Os brasileiros estão mais perto de conseguir exportar carne bovina e suína in natura para o mercado mexicano. A barreira usada até agora – a alegação de que o Brasil não pode garantir que os rebanhos estejam livres da febre aftosa – pode ser contornada. E, além da carne, há espaço para ampliar exportações de milho, cosméticos, automóveis, entre outros produtos, sem que o importador mexicano pague tarifas alfandegárias.

 

O sinal verde está sendo dado por empresários mexicanos que assessoram o governo do presidente Enrique Peña Nieto nas negociações com o Brasil. E eles têm pressa. Estão propondo que as conversas sejam encerradas no primeiro trimestre de 2018, antes que as campanhas para eleger novos presidentes nos dois países estejam a todo vapor. O México tem eleições em julho e o Brasil, em outubro.

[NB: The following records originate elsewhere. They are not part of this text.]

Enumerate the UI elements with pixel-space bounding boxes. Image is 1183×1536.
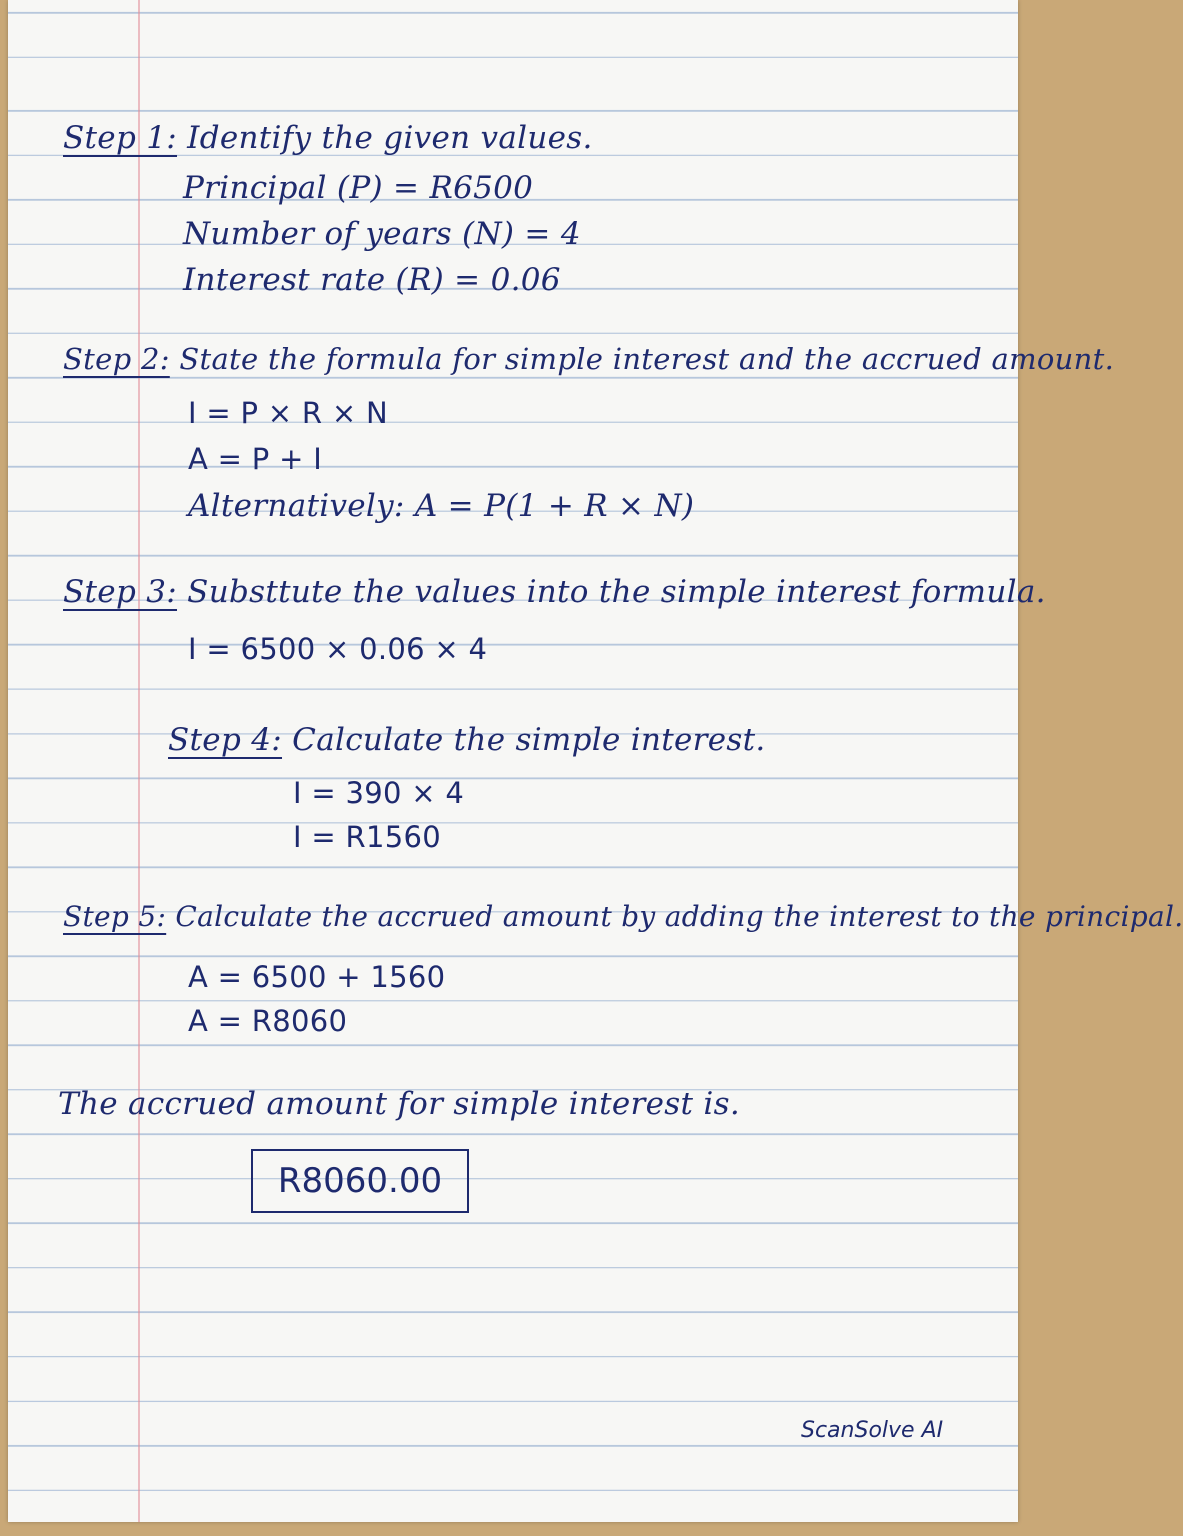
step-2-title: State the formula for simple interest and the accrued amount. bbox=[179, 342, 1115, 376]
notebook-page bbox=[8, 0, 1183, 1522]
final-answer: R8060.00 bbox=[277, 1161, 443, 1201]
step-3-label: Step 3: bbox=[63, 574, 178, 610]
step-1-heading bbox=[63, 120, 593, 156]
step-4-title: Calculate the simple interest. bbox=[292, 722, 766, 758]
margin-line bbox=[138, 0, 140, 1522]
step-2-heading bbox=[63, 342, 1114, 376]
step-2-line-2: A = P + I bbox=[188, 442, 323, 476]
step-5-label: Step 5: bbox=[63, 900, 167, 933]
step-2-label: Step 2: bbox=[63, 342, 170, 376]
step-5-heading bbox=[63, 900, 1183, 933]
step-5-title: Calculate the accrued amount by adding the interest to the principal. bbox=[175, 900, 1183, 933]
watermark: ScanSolve AI bbox=[801, 1418, 944, 1443]
conclusion-text: The accrued amount for simple interest is. bbox=[58, 1086, 740, 1122]
step-1-title: Identify the given values. bbox=[187, 120, 593, 156]
step-2-line-1: I = P × R × N bbox=[188, 396, 388, 430]
step-3-heading bbox=[63, 574, 1046, 610]
step-1-line-1: Principal (P) = R6500 bbox=[183, 170, 534, 206]
step-4-line-2: I = R1560 bbox=[293, 820, 441, 854]
step-4-line-1: I = 390 × 4 bbox=[293, 776, 465, 810]
step-3-line-1: I = 6500 × 0.06 × 4 bbox=[188, 632, 488, 666]
step-5-line-2: A = R8060 bbox=[188, 1004, 348, 1038]
step-5-line-1: A = 6500 + 1560 bbox=[188, 960, 446, 994]
final-answer-box bbox=[251, 1149, 469, 1213]
step-1-line-3: Interest rate (R) = 0.06 bbox=[183, 262, 561, 298]
step-4-heading bbox=[168, 722, 766, 758]
step-3-title: Substtute the values into the simple interest formula. bbox=[187, 574, 1046, 610]
step-1-line-2: Number of years (N) = 4 bbox=[183, 216, 581, 252]
step-2-line-3: Alternatively: A = P(1 + R × N) bbox=[188, 488, 695, 524]
step-4-label: Step 4: bbox=[168, 722, 283, 758]
step-1-label: Step 1: bbox=[63, 120, 178, 156]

O risco de se politizar acordos comerciais é considerável.

 

A médio prazo, a maior abertura a produtos brasileiros tem a ver com a constatação de que o México precisa diversificar fornecedores e compradores, reduzindo a dependência dos Estados Unidos. Uma parte dos empresários mexicanos, não a maioria, ainda teme que o acordo de livre comércio com EUA e Canadá, o Nafta, seja destruído pelo presidente Donald Trump. O Nafta deve sobreviver, ainda que modificado, mas as ameaças de Trump estão fazendo com que as empresas mexicanas busquem outras alternativas.

 

É nesse contexto que Brasil e México podem ampliar o intercâmbio comercial. Neste ano, até outubro, foi de US$ 7,1 bilhões, 18% maior do que o mesmo período do ano passado. “Estamos interessados em abrir nosso mercado ao Brasil”, diz Rafael Nava Uribe, presidente da seção para a América do Sul do Comce, associação mexicana que reúne 2 mil empresas exportadoras e importadoras.

 

O diretor-geral do Comce, Fernando Ruiz Huarte, também bate na tecla de que é preciso diversificar as relações comerciais. “Não é saudável vender 80% de nossos produtos em um só mercado”, diz ele, referindo-se aos EUA. O milho é um exemplo da dependência americana. O México compra dos EUA 98% do milho que consome. O vice-ministro de Economia do México, Juan Carlos Baker, disse recentemente ao jornal britânico Financial Times” que estava considerando a possibilidade de abrir o mercado para o milho do Brasil e da Argentina.

 

A safra de milho nos dois países foi grande neste ano, o que ajudou a elevar a venda aos mexicanos em 11%, até setembro, em relação a 2016. O volume é pequeno em relação ao vendido pelos EUA. Enquanto os americanos exportaram 10,5 milhões de toneladas aos mexicanos em setembro, o Brasil vendeu 100,8 mil toneladas.

 

“Os empresários mexicanos estão abrindo os olhos para o Brasil e o Brasil está em um momento favorável”, diz João Marcelo Galvão de Queiroz, ministro-chefe da Embaixada do Brasil no México, referindo-se à safra de grãos deste ano. O diplomata lamenta que o Brasil ainda não esteja exportando carne in natura, uma demanda brasileira que já dura cerca de dez anos.

 

Nava, do Comce, vê dois caminhos para a carne brasileira no México. Um seria replicar o modelo aplicado à carne uruguaia. “O Uruguai não está totalmente livre de aftosa, mas compramos deles. O que fazemos é ter fiscais nossos lá, que liberam a carne”. Segundo ele, isso encarece a carne, mas é um jeito de entrar no mercado mexicano, dominado pela carne dos EUA.

 

A outra alternativa é usar o instrumento de “reconhecimento mútuo”, ou seja, o Brasil aceitaria a carne mexicana e vice-versa. “Mesmo que o México não exporte carne ao Brasil, e não deverá exportar, seria uma forma de comprarmos carne do Brasil”, diz Nava.

 

O Brasil já é um grande exportador de carne de frango, in natura congelada, ao mercado mexicano. Mas a exportação está limitada a uma cota, sob pressão dos produtores locais. “O Brasil ocupa quase 100% da cota. É um mercado novo, que não existia há quatro anos”, diz Queiroz. Essa cota, também aberta a outros países, expira neste mês e não se sabe o que o governo mexicano vai fazer.